Security researcher published the technical details and a proof-of-concept (PoC) exploit for a patched elevation of privilege vulnerability in the Windows Telephony service tracked as CVE-2024-26230. This flaw, which has a CVSS score of 7.8, presents a significant risk, allowing attackers to gain SYSTEM privileges on affected systems through a use-after-free vulnerability in the telephony service.
The Windows Telephony Service is an RPC-based service that, while not running by default, can be activated by invoking the StartServiceW API with standard user privileges. The vulnerability arises in the way this service handles objects with the magic value “GOLD,” a unique identifier used within the service’s global handle table.
The service’s interface consists of three primary functions:
- ClientAttach: Creates a context handle.
- ClientRequest: Processes requests using the specified context handle.
- ClientDetach: Releases the context handle.
The vulnerability is rooted in the ClientRequest method, where a global variable named “gaFuncs” routes requests to specific dispatch functions.
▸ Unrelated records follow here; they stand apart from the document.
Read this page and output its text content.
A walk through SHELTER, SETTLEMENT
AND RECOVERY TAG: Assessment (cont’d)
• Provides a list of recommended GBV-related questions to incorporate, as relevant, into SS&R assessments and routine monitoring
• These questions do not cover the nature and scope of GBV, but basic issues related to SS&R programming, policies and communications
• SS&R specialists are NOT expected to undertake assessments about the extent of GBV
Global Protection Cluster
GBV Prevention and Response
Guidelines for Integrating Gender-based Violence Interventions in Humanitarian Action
These functions process various objects, which are created and inserted into the global handle table by the NewObject function.
However, when handling objects with the “GOLD” magic value, a critical oversight occurs. The telephony service fails to check whether the “GOLD” object is owned by the context handle before freeing it. This flaw can be exploited by creating two context handles: one to hold the “GOLD” object and another to invoke the FreeDiagInstance dispatch function, which frees the “GOLD” object. As a result, the original context handle retains a dangling pointer to the freed object, leading to a use-after-free vulnerability when the service later attempts to reference it.
The exploit for this vulnerability was developed by k0shl of Cyber Kunlun, who employed a novel technique to bypass eXtended Flow Guard (XFG) mitigation on Windows 11—a security feature designed to prevent such attacks. Following k0shl’s detailed analysis, another researcher, Wa1nut4, published a proof-of-concept (PoC) exploit code for CVE-2024-26230 on GitHub, making the flaw widely accessible to attackers.
The exploit works by manipulating the input buffer of the RPC client, which can be fully controlled by the attacker. This control ultimately leads to the telephony service crashing when it attempts to reference a virtual function through the dangling pointer.
Successful exploitation of this vulnerability has severe consequences, granting attackers full control over the compromised system. With SYSTEM privileges, malicious actors can execute arbitrary code, install malware, exfiltrate sensitive data, and establish persistent backdoors.
Microsoft addressed this vulnerability in its April 2024 security updates. System administrators and users are strongly urged to apply these updates immediately to protect their systems.